Geleneksel kodlarıyla oynanan, alfabesi değiştirilen, dini değerlerinden uzaklaştırılan, tarih şuuru yok edilmeye çalışılan, milli hafızası silinmeye çalışılan, sansür, baskı ve mankurtlaştırma siyaseti uygulanan Kazak halkı da diğer Türk dünyası halkları gibi Ruslaştırılmaya çalışılmıştır. Ruslar gerek Çarlık Rusyası döneminde gerekse Sovyetler Birliği döneminde bunda yer yer başarılı olmuşlardır. Ancak güçlü bir hafızaya, tarih şuuruna, örf adet ve geleneklerine bağlı Kazak halkının özüne döndüğü görülmektedir. Özellikle Nursultan Nazarbayev’in halkının kimliğini unutmaması, özüne dönmesi için yazmış olduğu milli ruhu dirilten makaleleri ve atılan adımlar oldukça ümit vericidir. Manevi Uyanış ve Bozkırın Yedi Özelliği olarak çevrilen bu makalelerdeki öze dönüş çabaları ile latin alfabesine geçiş Kazakların milli kodlarını unutmadığının göstergesidir.

Kaynakça

Adilbayev, Alau (2002), “Çarlık Döneminde Kazak Topraklarında Yürütülen Ruslaştırma Faaliyetleri”, Bilig, Sayı 23: 67-90.
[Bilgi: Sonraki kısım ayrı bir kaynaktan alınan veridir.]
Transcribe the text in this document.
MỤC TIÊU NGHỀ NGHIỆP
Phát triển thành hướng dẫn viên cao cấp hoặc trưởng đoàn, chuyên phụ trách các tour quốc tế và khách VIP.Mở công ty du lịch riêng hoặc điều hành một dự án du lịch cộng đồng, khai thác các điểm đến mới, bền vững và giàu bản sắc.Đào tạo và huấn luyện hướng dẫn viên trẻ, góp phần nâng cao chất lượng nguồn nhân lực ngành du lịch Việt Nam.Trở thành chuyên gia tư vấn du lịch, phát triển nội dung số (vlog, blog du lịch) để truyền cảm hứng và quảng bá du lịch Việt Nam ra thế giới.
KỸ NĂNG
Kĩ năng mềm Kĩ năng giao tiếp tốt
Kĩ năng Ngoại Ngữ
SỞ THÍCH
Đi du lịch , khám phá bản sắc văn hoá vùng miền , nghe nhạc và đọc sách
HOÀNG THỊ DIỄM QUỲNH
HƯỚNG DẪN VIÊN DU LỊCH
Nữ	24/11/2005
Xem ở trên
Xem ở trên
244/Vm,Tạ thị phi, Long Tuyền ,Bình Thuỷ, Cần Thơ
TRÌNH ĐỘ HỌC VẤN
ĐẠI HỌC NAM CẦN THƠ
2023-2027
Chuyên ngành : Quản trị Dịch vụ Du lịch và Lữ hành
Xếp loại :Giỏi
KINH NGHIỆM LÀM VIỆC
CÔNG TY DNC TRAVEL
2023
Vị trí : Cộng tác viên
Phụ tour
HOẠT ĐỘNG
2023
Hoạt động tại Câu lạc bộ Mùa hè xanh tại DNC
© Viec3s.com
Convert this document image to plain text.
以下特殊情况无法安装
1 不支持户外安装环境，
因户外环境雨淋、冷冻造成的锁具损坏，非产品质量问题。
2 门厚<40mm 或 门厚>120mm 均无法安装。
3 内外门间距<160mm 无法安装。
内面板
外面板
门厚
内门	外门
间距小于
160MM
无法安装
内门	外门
Dilek, İbrahim (2019), “Türk Dünyası Edebiyatında Repressiya”, Türk Dünyası Dil ve Edebiyat Dergisi Turkish World Journal of Language and Literature Sayı/Issue: 48 (Güz-Autumn) - Ankara, TÜRKİYE

Eski Devirlerden Günümüze Kazakistan ve Kazaklar (2007), (Çev: Kara, Abdulvahap), Selenge Yayınları, İstanbul.

Mirzahmetov, Mekemtas (2012), Kazaklar Nasıl Ruslaştırılmaya Çalışıldı? (Çev: Prof. Dr. Bağlan Özer, Yrd. Doç. Dr. B. Tümen Somuncuoğlu), Çankırı Karatekin Üniversitesi Yayınları, Çankırı.